Arch Hellen Med, 17(6), November-December 2000, 622-626

SHORT COMMUNICATION

Severe malabsorption syndrome due to Giardia intestinalis

K. TZANETOU,1 Z. MANIKA,2 E. DOLAPSAKI,1 Ch. KAKARI-TSIROPINA,1
P. TSIODRA,3 E. MALAMOU-LADA,1 A. EFSTRATOPOULOS3
1Laboratory of Microbiology,
2Laboratory of Pathology,
33rd Department of Internal Medicine, “G. Gennimatas” District General Hospital of Athens, Athens, Greece

The case is reported of a 28 year-old patient from Libya with chronic diarrhea and severe malabsorption syndrome, characterized by steatorrhea, generalized edema, hypoalbuminemia macrocytic anemia and weight loss.

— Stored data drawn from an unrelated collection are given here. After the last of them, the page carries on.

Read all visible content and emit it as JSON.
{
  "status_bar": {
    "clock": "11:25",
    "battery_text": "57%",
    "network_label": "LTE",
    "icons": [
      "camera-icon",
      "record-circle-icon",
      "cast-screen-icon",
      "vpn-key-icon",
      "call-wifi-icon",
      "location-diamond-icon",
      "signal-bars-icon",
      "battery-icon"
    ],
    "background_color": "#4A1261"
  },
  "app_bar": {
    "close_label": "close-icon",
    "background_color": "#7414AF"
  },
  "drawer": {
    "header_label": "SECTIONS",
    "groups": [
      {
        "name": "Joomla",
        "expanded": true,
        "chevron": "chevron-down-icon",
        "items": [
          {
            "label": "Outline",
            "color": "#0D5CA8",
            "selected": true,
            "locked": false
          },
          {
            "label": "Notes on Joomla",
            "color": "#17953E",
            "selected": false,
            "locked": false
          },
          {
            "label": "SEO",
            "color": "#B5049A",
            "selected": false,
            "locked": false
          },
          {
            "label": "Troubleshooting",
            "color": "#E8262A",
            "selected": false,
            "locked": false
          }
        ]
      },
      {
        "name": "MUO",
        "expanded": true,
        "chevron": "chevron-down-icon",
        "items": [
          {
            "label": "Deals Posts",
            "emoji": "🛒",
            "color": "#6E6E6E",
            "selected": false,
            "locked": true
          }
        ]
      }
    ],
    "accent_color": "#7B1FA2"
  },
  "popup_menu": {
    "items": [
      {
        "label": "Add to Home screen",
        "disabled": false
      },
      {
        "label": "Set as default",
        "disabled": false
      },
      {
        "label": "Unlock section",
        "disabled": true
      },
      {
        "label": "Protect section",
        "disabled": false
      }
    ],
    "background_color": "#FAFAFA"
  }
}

The histopathologic findings in biopsy samples of the small intestine (duodenum and jejunum) included (a) infiltration of the mucosal epithelium by lymphocytes (intraepithelial lymphocytes), (b) infiltration of the lamina propria by inflammatory cells (plasma cells, lymphocytes, neutrophils and eosinophils), (c) crypt hyperplasia and (d) total intestinal villus atrophy (flattening). Detection of the parasite Giardia intestinalis in the feces, the dramatic response to treatment with metronidazole, but not tetracycline, and unresponsiveness to a gluten-free diet, were the strongest criteria for the documentation of giardiasis as the cause of chronic diarrhea and malabsorption syndrome in this patient. In conclusion, Giardia intestinalis must be included among the possible causes of malabsorption syndrome. Because of its intermittent excretion, repeated stool specimens must be examined for parasite detection, which is essential for the diagnosis of giardiasis and its differentiation from celiac disease and tropical sprue.

Key words: Giardia intestinalis, Malabsorption syndrome.